For whatever it's worth. I've heard lots of engineers say that MBA school was significantly easier than engineering school. Just gotta make time to do the work.


----------



## [email protected] (Dec 8, 2019)

@jean15paul_PE thanks for the advice. That was helpful. Yes, my intention is to lead medium to large firms. Probably still about 5 years out for me but want to be in a position where I have the skills and tools to make the transition. Good to know that MBA program is relatively easier to a engineering masters. Do you know of any good online programs that you or someone you know completed and found it engaging? Thanks.


----------



## ryan.castelli (Dec 19, 2019)

I recently completed an MBA program that was "hybrid." Some classes were online and some were traditional face-to-face. There is a small university where I work/live so I could manage the face-to-face night classes during the week. The program and material was very easy. It felt like a cake-walk compared to my engineering undergrad. But I would say, a lot of big name universities offer online MBAs now (think OU, University of Iowa, etc.). As long as you don't get your MBA from a University of Phoenix type of school, most people will never know or will never ask if you got your MBA online or traditionally. 

With that said, you get out what you put in with the online classes. You can easily skate through an MBA program, get your degree but not really gain any valuable skills. If you actually want to network and develop relationships in addition to learning new material, I'd recommend face-to-face classes.


----------



## Edgy Cheesy Graphite PE (Dec 19, 2019)

ryan.castelli said:


> I recently completed an MBA program that was "hybrid." Some classes were online and some were traditional face-to-face. There is a small university where I work/live so I could manage the face-to-face night classes during the week. The program and material was very easy. It felt like a cake-walk compared to my engineering undergrad. But I would say, a lot of big name universities offer online MBAs now (think OU, University of Iowa, etc.). *As long as you don't get your MBA from a University of Phoenix type of school, most people will never know or will never ask if you got your MBA online or traditionally. *
> 
> With that said, you get out what you put in with the online classes. You can easily skate through an MBA program, get your degree but not really gain any valuable skills. If you actually want to network and develop relationships in addition to learning new material, I'd recommend face-to-face classes.

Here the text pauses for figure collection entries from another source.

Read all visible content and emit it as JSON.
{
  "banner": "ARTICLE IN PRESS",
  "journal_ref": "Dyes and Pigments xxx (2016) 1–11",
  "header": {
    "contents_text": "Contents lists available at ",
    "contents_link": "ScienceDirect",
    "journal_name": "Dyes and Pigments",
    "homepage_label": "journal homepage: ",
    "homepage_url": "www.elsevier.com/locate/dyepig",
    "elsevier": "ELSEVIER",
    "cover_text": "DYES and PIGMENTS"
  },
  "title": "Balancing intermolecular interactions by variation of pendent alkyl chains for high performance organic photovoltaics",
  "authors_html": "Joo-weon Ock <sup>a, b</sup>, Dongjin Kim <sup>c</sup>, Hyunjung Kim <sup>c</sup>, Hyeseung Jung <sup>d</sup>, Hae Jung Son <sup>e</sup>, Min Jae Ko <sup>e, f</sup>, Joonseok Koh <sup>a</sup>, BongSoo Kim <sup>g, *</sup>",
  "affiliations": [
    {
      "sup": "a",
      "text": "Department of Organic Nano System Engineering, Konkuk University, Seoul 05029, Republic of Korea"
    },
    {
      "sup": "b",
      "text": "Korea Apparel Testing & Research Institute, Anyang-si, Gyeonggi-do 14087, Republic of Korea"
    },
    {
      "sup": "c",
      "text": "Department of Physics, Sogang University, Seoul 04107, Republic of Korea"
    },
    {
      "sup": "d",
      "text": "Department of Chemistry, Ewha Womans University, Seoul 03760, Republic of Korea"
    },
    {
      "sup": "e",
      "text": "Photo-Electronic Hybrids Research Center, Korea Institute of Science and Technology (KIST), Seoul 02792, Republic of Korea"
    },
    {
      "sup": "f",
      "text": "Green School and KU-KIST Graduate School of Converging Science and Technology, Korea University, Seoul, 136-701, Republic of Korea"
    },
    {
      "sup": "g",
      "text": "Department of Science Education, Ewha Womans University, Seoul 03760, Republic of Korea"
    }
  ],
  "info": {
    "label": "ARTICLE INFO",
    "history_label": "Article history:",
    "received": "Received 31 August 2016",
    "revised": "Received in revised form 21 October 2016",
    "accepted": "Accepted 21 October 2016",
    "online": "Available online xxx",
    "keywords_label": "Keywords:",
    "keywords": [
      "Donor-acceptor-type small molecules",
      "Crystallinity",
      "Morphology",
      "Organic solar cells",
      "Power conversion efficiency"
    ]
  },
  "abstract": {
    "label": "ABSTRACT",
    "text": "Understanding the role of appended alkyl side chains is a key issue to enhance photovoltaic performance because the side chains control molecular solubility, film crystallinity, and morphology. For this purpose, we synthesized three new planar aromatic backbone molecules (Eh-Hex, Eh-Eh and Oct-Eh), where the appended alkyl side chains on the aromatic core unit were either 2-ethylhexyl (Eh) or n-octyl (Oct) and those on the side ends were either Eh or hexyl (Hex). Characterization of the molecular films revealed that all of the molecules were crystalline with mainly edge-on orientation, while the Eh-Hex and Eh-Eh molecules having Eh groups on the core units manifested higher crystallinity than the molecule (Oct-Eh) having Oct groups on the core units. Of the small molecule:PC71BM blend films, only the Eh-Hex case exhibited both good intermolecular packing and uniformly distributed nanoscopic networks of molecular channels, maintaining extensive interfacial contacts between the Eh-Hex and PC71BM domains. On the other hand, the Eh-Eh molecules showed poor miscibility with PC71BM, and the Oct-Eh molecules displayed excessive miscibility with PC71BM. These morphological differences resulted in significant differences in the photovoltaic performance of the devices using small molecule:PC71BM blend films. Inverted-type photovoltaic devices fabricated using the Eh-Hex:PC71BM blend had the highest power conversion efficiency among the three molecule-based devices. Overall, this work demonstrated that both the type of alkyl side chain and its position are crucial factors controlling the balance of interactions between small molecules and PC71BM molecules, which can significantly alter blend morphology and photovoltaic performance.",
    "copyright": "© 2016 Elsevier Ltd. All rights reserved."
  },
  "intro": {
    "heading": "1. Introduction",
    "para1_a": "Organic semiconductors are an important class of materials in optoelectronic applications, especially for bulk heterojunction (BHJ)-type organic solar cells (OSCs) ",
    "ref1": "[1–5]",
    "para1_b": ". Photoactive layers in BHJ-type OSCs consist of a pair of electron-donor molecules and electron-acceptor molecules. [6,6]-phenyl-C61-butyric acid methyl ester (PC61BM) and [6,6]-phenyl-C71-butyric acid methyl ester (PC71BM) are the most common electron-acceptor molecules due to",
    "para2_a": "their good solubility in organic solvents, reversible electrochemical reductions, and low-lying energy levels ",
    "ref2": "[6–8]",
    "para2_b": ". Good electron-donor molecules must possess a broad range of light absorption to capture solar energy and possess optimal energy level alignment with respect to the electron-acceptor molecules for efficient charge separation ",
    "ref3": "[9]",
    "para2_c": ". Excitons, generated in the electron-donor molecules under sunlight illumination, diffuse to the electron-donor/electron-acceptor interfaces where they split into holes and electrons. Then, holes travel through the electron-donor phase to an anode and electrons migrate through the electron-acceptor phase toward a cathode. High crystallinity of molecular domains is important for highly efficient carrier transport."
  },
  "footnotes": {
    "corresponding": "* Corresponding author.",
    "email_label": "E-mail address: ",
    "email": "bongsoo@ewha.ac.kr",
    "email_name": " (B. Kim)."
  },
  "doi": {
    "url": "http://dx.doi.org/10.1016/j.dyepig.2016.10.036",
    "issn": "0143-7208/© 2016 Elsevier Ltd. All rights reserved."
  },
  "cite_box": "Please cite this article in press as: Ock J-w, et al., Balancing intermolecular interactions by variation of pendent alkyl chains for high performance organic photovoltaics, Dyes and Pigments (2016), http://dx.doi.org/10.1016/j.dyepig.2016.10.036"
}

I've personally seen opinions of University of Phoenix, specifically, and of for-profit online universities in general, change from VERY negative to positive over the years. Definitely do your research, you don't want to go to a school when you just pay a fee and get a degree. Make sure you choose somewhere with the proper accreditation. But don't be afraid of an online, for-profit, open-enrollment university like University of Phoenix.

For example, 15 years ago Lockheed Martin would not reimburse tuition for online for-profit university like University of Phoenix or for abbreviated "executive" MBA programs. Today they do. ¯\_(ツ)_/¯
This shift seems to be true of most large corporations.


----------